It's possible, but costly. You would have to dedicate a large area with many layers and a very high k dielectric. Try working out the details with this formula:
C= k*Eo*A/D
C = Capacitance
k = Dielectric Constant of the layer between plates
Eo = Permittivity of free space = 8.854x10-12
A = Area in meters
D = Distance between plates in meters
You would need something like 1 square millimeter of plate area with 100 nanometer plate distance and dielectric constant of 1130 to get 100 nF. Vary the values as you wish, it's gonna be tough to dedicate that kind of space and if you get too close with the distance on the plate layers, your working voltage will go down and leakage will go up.

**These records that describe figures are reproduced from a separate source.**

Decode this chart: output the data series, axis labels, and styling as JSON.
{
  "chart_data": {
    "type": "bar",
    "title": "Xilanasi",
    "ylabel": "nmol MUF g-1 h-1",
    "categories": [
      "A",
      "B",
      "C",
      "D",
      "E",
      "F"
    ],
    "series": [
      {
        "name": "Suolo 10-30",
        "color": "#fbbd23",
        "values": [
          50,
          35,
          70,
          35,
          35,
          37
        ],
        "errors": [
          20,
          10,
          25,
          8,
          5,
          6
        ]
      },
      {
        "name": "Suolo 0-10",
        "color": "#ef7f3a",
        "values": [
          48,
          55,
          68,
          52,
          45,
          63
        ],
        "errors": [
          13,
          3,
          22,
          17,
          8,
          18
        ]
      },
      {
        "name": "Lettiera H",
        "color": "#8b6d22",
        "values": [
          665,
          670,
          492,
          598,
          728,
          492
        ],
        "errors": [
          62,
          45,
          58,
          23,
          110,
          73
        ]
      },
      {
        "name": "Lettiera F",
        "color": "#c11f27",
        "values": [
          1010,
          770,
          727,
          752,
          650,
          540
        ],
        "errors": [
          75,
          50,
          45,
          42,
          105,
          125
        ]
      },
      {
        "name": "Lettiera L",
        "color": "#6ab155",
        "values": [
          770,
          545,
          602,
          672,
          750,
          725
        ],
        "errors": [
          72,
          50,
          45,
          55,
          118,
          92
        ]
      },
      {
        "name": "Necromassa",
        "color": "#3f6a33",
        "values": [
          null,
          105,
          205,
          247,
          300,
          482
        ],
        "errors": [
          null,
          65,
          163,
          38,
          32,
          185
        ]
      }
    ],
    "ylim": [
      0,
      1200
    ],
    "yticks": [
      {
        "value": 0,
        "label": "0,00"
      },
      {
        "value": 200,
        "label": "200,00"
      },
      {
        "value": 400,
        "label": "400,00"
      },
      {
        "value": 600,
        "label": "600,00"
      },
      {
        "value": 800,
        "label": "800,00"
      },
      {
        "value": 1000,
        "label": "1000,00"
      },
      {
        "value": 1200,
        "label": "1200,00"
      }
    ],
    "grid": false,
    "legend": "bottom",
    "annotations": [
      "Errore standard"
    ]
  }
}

The answer is maybe BUT it really depends on the technology you are using as well as other requirement from the capacitor, working voltage, working temperature, ESR, leakage, etc.

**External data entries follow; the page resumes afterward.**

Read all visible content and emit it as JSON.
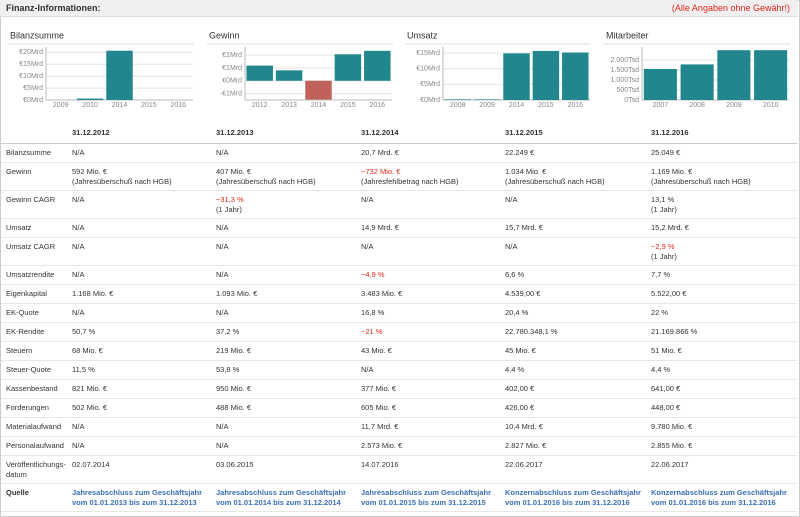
{
  "header": {
    "title": "Finanz-Informationen:",
    "note": "(Alle Angaben ohne Gewähr!)"
  },
  "chart_data": [
    {
      "type": "bar",
      "title": "Bilanzsumme",
      "categories": [
        "2009",
        "2010",
        "2014",
        "2015",
        "2016"
      ],
      "values": [
        0,
        0.6,
        20.7,
        0,
        0
      ],
      "color": "#21868e",
      "ylim": [
        0,
        21
      ],
      "yticks": [
        {
          "value": 0,
          "label": "€0Mrd"
        },
        {
          "value": 5,
          "label": "€5Mrd"
        },
        {
          "value": 10,
          "label": "€10Mrd"
        },
        {
          "value": 15,
          "label": "€15Mrd"
        },
        {
          "value": 20,
          "label": "€20Mrd"
        }
      ],
      "grid": true
    },
    {
      "type": "bar",
      "title": "Gewinn",
      "categories": [
        "2012",
        "2013",
        "2014",
        "2015",
        "2016"
      ],
      "values": [
        0.592,
        0.407,
        -0.732,
        1.034,
        1.169
      ],
      "color": "#21868e",
      "negative_color": "#c0615c",
      "ylim": [
        -0.75,
        1.2
      ],
      "yticks": [
        {
          "value": -0.5,
          "label": "-€1Mrd"
        },
        {
          "value": 0,
          "label": "€0Mrd"
        },
        {
          "value": 0.5,
          "label": "€1Mrd"
        },
        {
          "value": 1,
          "label": "€1Mrd"
        }
      ],
      "grid": true
    },
    {
      "type": "bar",
      "title": "Umsatz",
      "categories": [
        "2008",
        "2009",
        "2014",
        "2015",
        "2016"
      ],
      "values": [
        0.2,
        0.2,
        14.9,
        15.7,
        15.2
      ],
      "color": "#21868e",
      "ylim": [
        0,
        16
      ],
      "yticks": [
        {
          "value": 0,
          "label": "€0Mrd"
        },
        {
          "value": 5,
          "label": "€5Mrd"
        },
        {
          "value": 10,
          "label": "€10Mrd"
        },
        {
          "value": 15,
          "label": "€15Mrd"
        }
      ],
      "grid": true
    },
    {
      "type": "bar",
      "title": "Mitarbeiter",
      "categories": [
        "2007",
        "2008",
        "2009",
        "2010"
      ],
      "values": [
        1550,
        1780,
        2490,
        2490
      ],
      "color": "#21868e",
      "ylim": [
        0,
        2500
      ],
      "yticks": [
        {
          "value": 0,
          "label": "0Tsd"
        },
        {
          "value": 500,
          "label": "500Tsd"
        },
        {
          "value": 1000,
          "label": "1.000Tsd"
        },
        {
          "value": 1500,
          "label": "1.500Tsd"
        },
        {
          "value": 2000,
          "label": "2.000Tsd"
        }
      ],
      "grid": true
    }
  ],
  "table": {
    "columns": [
      "31.12.2012",
      "31.12.2013",
      "31.12.2014",
      "31.12.2015",
      "31.12.2016"
    ],
    "rows": [
      {
        "label": "Bilanzsumme",
        "cells": [
          "N/A",
          "N/A",
          "20,7 Mrd. €",
          "22.249 €",
          "25.049 €"
        ]
      },
      {
        "label": "Gewinn",
        "cells": [
          {
            "text": "592 Mio. €",
            "note": "(Jahresüberschuß nach HGB)"
          },
          {
            "text": "407 Mio. €",
            "note": "(Jahresüberschuß nach HGB)"
          },
          {
            "text": "−732 Mio. €",
            "note": "(Jahresfehlbetrag nach HGB)",
            "negative": true
          },
          {
            "text": "1.034 Mio. €",
            "note": "(Jahresüberschuß nach HGB)"
          },
          {
            "text": "1.169 Mio. €",
            "note": "(Jahresüberschuß nach HGB)"
          }
        ]
      },
      {
        "label": "Gewinn CAGR",
        "cells": [
          "N/A",
          {
            "text": "−31,3 %",
            "note": "(1 Jahr)",
            "negative": true
          },
          "N/A",
          "N/A",
          {
            "text": "13,1 %",
            "note": "(1 Jahr)"
          }
        ]
      },
      {
        "label": "Umsatz",
        "cells": [
          "N/A",
          "N/A",
          "14,9 Mrd. €",
          "15,7 Mrd. €",
          "15,2 Mrd. €"
        ]
      },
      {
        "label": "Umsatz CAGR",
        "cells": [
          "N/A",
          "N/A",
          "N/A",
          "N/A",
          {
            "text": "−2,9 %",
            "note": "(1 Jahr)",
            "negative": true
          }
        ]
      },
      {
        "label": "Umsatzrendite",
        "cells": [
          "N/A",
          "N/A",
          {
            "text": "−4,9 %",
            "negative": true
          },
          "6,6 %",
          "7,7 %"
        ]
      },
      {
        "label": "Eigenkapital",
        "cells": [
          "1.168 Mio. €",
          "1.093 Mio. €",
          "3.483 Mio. €",
          "4.539,00 €",
          "5.522,00 €"
        ]
      },
      {
        "label": "EK-Quote",
        "cells": [
          "N/A",
          "N/A",
          "16,8 %",
          "20,4 %",
          "22 %"
        ]
      },
      {
        "label": "EK-Rendite",
        "cells": [
          "50,7 %",
          "37,2 %",
          {
            "text": "−21 %",
            "negative": true
          },
          "22.780.348,1 %",
          "21.169.866 %"
        ]
      },
      {
        "label": "Steuern",
        "cells": [
          "68 Mio. €",
          "219 Mio. €",
          "43 Mio. €",
          "45 Mio. €",
          "51 Mio. €"
        ]
      },
      {
        "label": "Steuer-Quote",
        "cells": [
          "11,5 %",
          "53,8 %",
          "N/A",
          "4,4 %",
          "4,4 %"
        ]
      },
      {
        "label": "Kassenbestand",
        "cells": [
          "821 Mio. €",
          "950 Mio. €",
          "377 Mio. €",
          "402,00 €",
          "641,00 €"
        ]
      },
      {
        "label": "Forderungen",
        "cells": [
          "502 Mio. €",
          "488 Mio. €",
          "605 Mio. €",
          "426,00 €",
          "448,00 €"
        ]
      },
      {
        "label": "Materialaufwand",
        "cells": [
          "N/A",
          "N/A",
          "11,7 Mrd. €",
          "10,4 Mrd. €",
          "9.780 Mio. €"
        ]
      },
      {
        "label": "Personalaufwand",
        "cells": [
          "N/A",
          "N/A",
          "2.573 Mio. €",
          "2.827 Mio. €",
          "2.855 Mio. €"
        ]
      },
      {
        "label": "Veröffentlichungs-datum",
        "cells": [
          "02.07.2014",
          "03.06.2015",
          "14.07.2016",
          "22.06.2017",
          "22.06.2017"
        ]
      }
    ],
    "source": {
      "label": "Quelle",
      "links": [
        "Jahresabschluss zum Geschäftsjahr vom 01.01.2013 bis zum 31.12.2013",
        "Jahresabschluss zum Geschäftsjahr vom 01.01.2014 bis zum 31.12.2014",
        "Jahresabschluss zum Geschäftsjahr vom 01.01.2015 bis zum 31.12.2015",
        "Konzernabschluss zum Geschäftsjahr vom 01.01.2016 bis zum 31.12.2016",
        "Konzernabschluss zum Geschäftsjahr vom 01.01.2016 bis zum 31.12.2016"
      ]
    }
  }
}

It will require a large area and/or high dielectric material which may not be available or practical in the technology you are using.
If this is for manufacturing, large area capacitors will of course increase the price of the final design significantly AND effect the yield in the fab since larger capacitors are more likely to include a defect.
Thank you Robert C. Baumann. I have very little idea about chip design and would definitely like to know what is the highest capacitance value that can be embedded inside a chip conviniently? Will 100pF be a good value to fabricate?
Metal-silicon oxide-silicon structure is used in IC fabrication. Typical oxide thickness can be 0.001mm and area can be 1 mm*mm. Assuming a dielectric constant of 10, we can obtain, 88 pF capacitor. Further, these parameters can be tweaked to get the desired capacitance in pF range.
nF is unpractical to be implemented on chip. you can use techniques like "Miller capacitance multiplier" or "alpa block" to increase the capacitor to K ratio upto 1000. so you can integrate pF and have and effective capacitor in nF.
I simply need to see how power scales from 90 nm to 45 nm, and form 45 nm to 20 nm ( in case of SRAM). I am using ( P = CV2f) to estimate the power consumption of 20 nm SRAM compared to 90 and 45. I used Cacti to estimate the power of 90 nm and 45 nm but when I tried to estimate the power of 20 nm it gave an error ( maybe the 20 nm technology is not supported yet in this Cacti version)
By changing C, V, and f among the different technologies, I am trying to estimate the power scale.
Sorry for the unclear question and I hope this one is better.
U can use capcitance multiplier circuit. There are many different circuit topology in literature. İf you want to help about capcitance multiplier. i can help
When increasing the amount of capacitance in your IC design, The most important issue is the area that it occupies. In fact, if the area is not an issue, you can increase the amount of capacitance using "multiplier" option which multiplies the capacitor specified by a specific factor.